L'homme des haies

Jean-Loup Trassard

Gallimard

  • Conseillé par
    8 septembre 2012

    Vincent le barbeyeur.

    «Il y a des jours, je m’arrête dans la cour et je regarde, durant que je peux, que je suis encore là. Je me dis en moi-même que je me plais à être dans c’te cour.
    Sûrement là que j’ai appris à marcher, là que je m’amusais en tout cas le jeudi et le dimanche si ma mère n’avait pas d’ouvrage pour moi.
    Et puis après, dame, j’ai travaillé, mais la cour n’a pas changé...»

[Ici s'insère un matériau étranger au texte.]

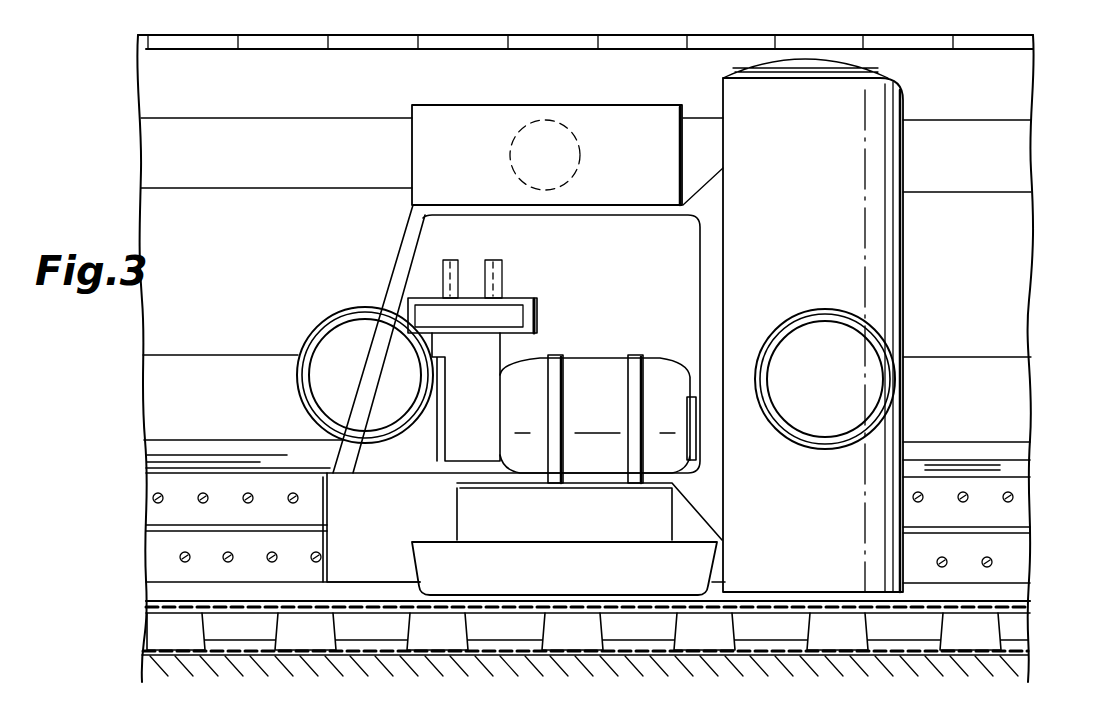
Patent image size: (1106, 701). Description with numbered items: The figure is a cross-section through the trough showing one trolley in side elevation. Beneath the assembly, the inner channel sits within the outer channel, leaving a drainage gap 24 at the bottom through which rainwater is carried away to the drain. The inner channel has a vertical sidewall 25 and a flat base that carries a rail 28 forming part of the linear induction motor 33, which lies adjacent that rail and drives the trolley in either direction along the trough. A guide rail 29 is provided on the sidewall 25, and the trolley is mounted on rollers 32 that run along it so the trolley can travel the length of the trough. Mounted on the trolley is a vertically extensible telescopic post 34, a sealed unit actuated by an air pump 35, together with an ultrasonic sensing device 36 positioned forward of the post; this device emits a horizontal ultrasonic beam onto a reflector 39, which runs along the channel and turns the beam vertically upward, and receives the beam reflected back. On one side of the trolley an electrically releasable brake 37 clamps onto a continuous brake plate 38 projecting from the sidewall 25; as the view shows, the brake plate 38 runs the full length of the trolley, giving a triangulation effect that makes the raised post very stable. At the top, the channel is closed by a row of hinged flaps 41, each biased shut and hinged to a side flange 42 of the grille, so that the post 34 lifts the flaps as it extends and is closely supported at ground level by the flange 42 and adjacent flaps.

The drainage gap 24 is at (168, 630).
The vertical sidewall 25 is at (226, 290).
The rail 28 is at (170, 600).
The guide rail 29 is at (209, 440).
The rollers 32 is at (328, 322).
The linear induction motor 33 is at (584, 580).
The vertically extensible telescopic post 34 is at (878, 288).
The air pump 35 is at (585, 378).
The ultrasonic sensing device 36 is at (652, 173).
The electrically releasable brake 37 is at (392, 531).
The continuous brake plate 38 is at (176, 526).
The reflector 39 is at (327, 168).
The hinged flaps 41 is at (760, 44).
The side flange 42 is at (1008, 96).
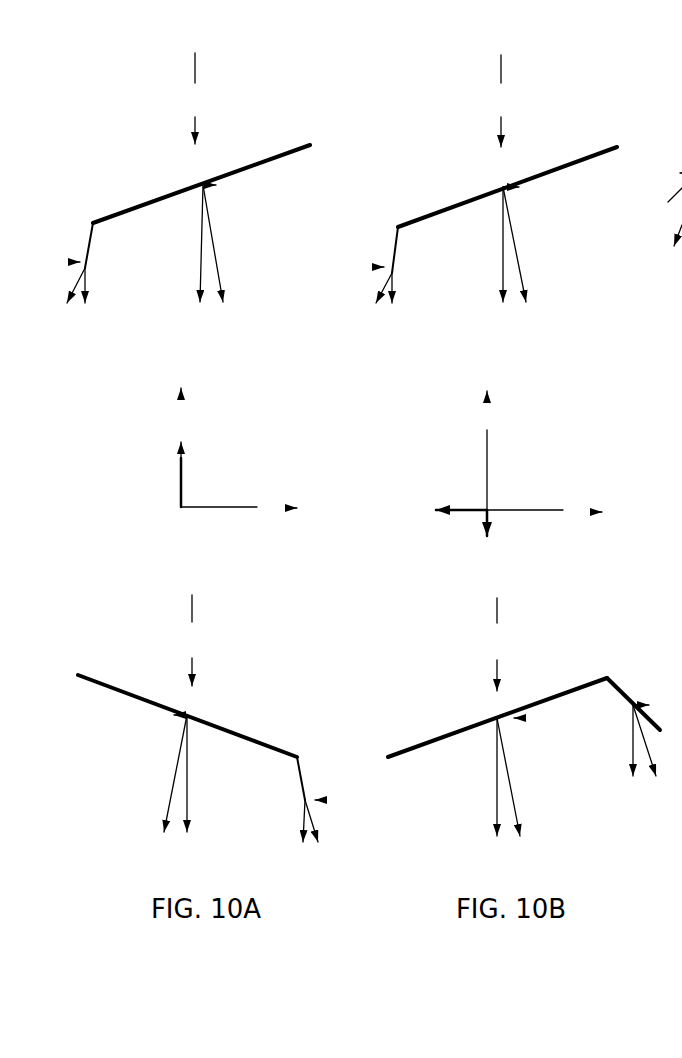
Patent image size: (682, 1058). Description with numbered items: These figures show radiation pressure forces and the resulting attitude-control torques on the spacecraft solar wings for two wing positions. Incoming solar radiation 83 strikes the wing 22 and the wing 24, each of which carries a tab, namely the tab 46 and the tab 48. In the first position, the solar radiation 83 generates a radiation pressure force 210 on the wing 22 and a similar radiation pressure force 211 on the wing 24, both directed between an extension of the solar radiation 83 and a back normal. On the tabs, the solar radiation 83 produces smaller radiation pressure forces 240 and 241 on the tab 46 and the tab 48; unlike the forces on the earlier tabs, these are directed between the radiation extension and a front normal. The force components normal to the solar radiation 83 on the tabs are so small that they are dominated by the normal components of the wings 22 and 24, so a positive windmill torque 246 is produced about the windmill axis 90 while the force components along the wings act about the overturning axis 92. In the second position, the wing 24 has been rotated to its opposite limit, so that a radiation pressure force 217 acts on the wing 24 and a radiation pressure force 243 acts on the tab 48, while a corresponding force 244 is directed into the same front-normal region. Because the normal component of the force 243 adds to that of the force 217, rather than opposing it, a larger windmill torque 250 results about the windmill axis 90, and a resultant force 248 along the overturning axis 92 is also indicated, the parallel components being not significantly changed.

In FIG. 10A, the wing 22 is at (143, 203).
In FIG. 10B, the wing 22 is at (433, 212).
In FIG. 10A, the wing 24 is at (263, 742).
In FIG. 10B, the wing 24 is at (583, 680).
In FIG. 10A, the tab 46 is at (85, 250).
In FIG. 10B, the tab 46 is at (395, 248).
In FIG. 10A, the tab 48 is at (303, 780).
In FIG. 10B, the tab 48 is at (617, 687).
In FIG. 10A, the solar radiation 83 is at (194, 369).
In FIG. 10B, the solar radiation 83 is at (499, 373).
In FIG. 10A, the windmill axis 90 is at (181, 447).
In FIG. 10B, the windmill axis 90 is at (487, 450).
In FIG. 10A, the overturning axis 92 is at (239, 508).
In FIG. 10B, the overturning axis 92 is at (544, 512).
In FIG. 10A, the radiation pressure force 210 is at (215, 237).
In FIG. 10B, the radiation pressure force 210 is at (520, 240).
In FIG. 10A, the radiation pressure force 211 is at (173, 770).
In FIG. 10B, the radiation pressure force 217 is at (513, 790).
In FIG. 10A, the radiation pressure force 240 is at (75, 287).
In FIG. 10B, the radiation pressure force 240 is at (377, 288).
In FIG. 10A, the radiation pressure force 241 is at (308, 823).
In FIG. 10B, the radiation pressure force 243 is at (660, 765).
In FIG. 10B, the radiation pressure force 244 is at (672, 235).
In FIG. 10A, the windmill torque 246 is at (178, 475).
In FIG. 10B, the resultant downward force 248 is at (480, 523).
In FIG. 10B, the windmill torque 250 is at (455, 507).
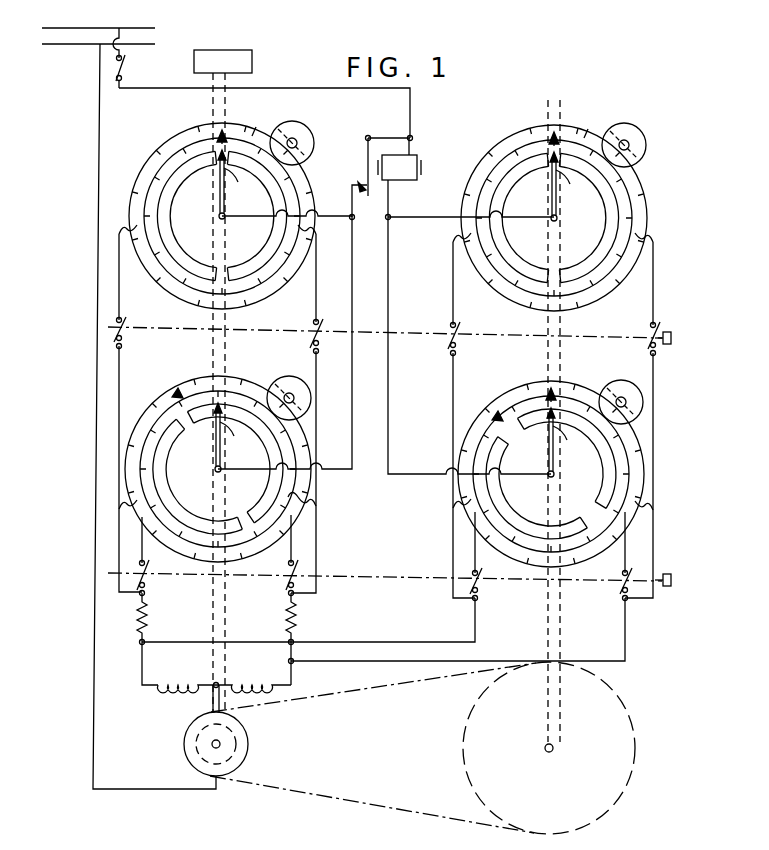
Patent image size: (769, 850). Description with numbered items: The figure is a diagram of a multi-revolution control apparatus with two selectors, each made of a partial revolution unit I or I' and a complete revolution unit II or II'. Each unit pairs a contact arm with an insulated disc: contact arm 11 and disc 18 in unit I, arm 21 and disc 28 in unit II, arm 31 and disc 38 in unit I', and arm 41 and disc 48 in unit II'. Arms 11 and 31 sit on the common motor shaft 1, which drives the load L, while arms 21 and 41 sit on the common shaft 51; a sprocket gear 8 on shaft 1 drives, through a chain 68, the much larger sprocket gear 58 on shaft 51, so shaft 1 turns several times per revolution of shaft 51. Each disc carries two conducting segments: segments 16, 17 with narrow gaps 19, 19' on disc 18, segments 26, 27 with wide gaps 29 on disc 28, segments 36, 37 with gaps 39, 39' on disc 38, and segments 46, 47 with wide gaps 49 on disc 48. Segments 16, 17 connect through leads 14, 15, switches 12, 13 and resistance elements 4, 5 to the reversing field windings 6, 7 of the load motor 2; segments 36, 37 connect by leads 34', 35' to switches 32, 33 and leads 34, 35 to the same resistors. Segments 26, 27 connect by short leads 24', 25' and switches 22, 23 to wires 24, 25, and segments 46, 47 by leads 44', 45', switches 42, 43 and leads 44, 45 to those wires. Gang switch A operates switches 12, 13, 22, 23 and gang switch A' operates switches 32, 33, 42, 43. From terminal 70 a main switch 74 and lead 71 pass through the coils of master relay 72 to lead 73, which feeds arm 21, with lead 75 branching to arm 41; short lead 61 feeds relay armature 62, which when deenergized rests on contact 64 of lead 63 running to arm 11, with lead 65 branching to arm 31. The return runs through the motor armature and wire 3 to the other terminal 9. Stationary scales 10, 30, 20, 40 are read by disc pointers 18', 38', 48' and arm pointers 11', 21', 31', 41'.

    C’est Vincent , «Vincent des haies» qui nous raconte.
    Le passé, le présent...même le futur.
    Vinvent, soixante-quinze ans ou plus, a cédé la ferme de la Hourdais à son fils et à sa belle-fille. Il est grand-père.
    Il ne sert plus à grand chose «anhui» (aujourd’hui).
    Ce qu’il aime par dessus tout et puis aussi parce que plus personne ne veut le faire, c’est de nettoyer les haies.
    «A berbeyer (couper herbes et ronces pour nettoyer) avec ma serpe ou ma faucille, je ne fais pas grand bruit. C’est ce qui me plait. J’entends le vent dans la feuille, les cônilles (corbeaux) qui se fâchent, les chiens qui abeuyeunt...les coqs qui chantent. J’écoute les heures sonner au bourg.»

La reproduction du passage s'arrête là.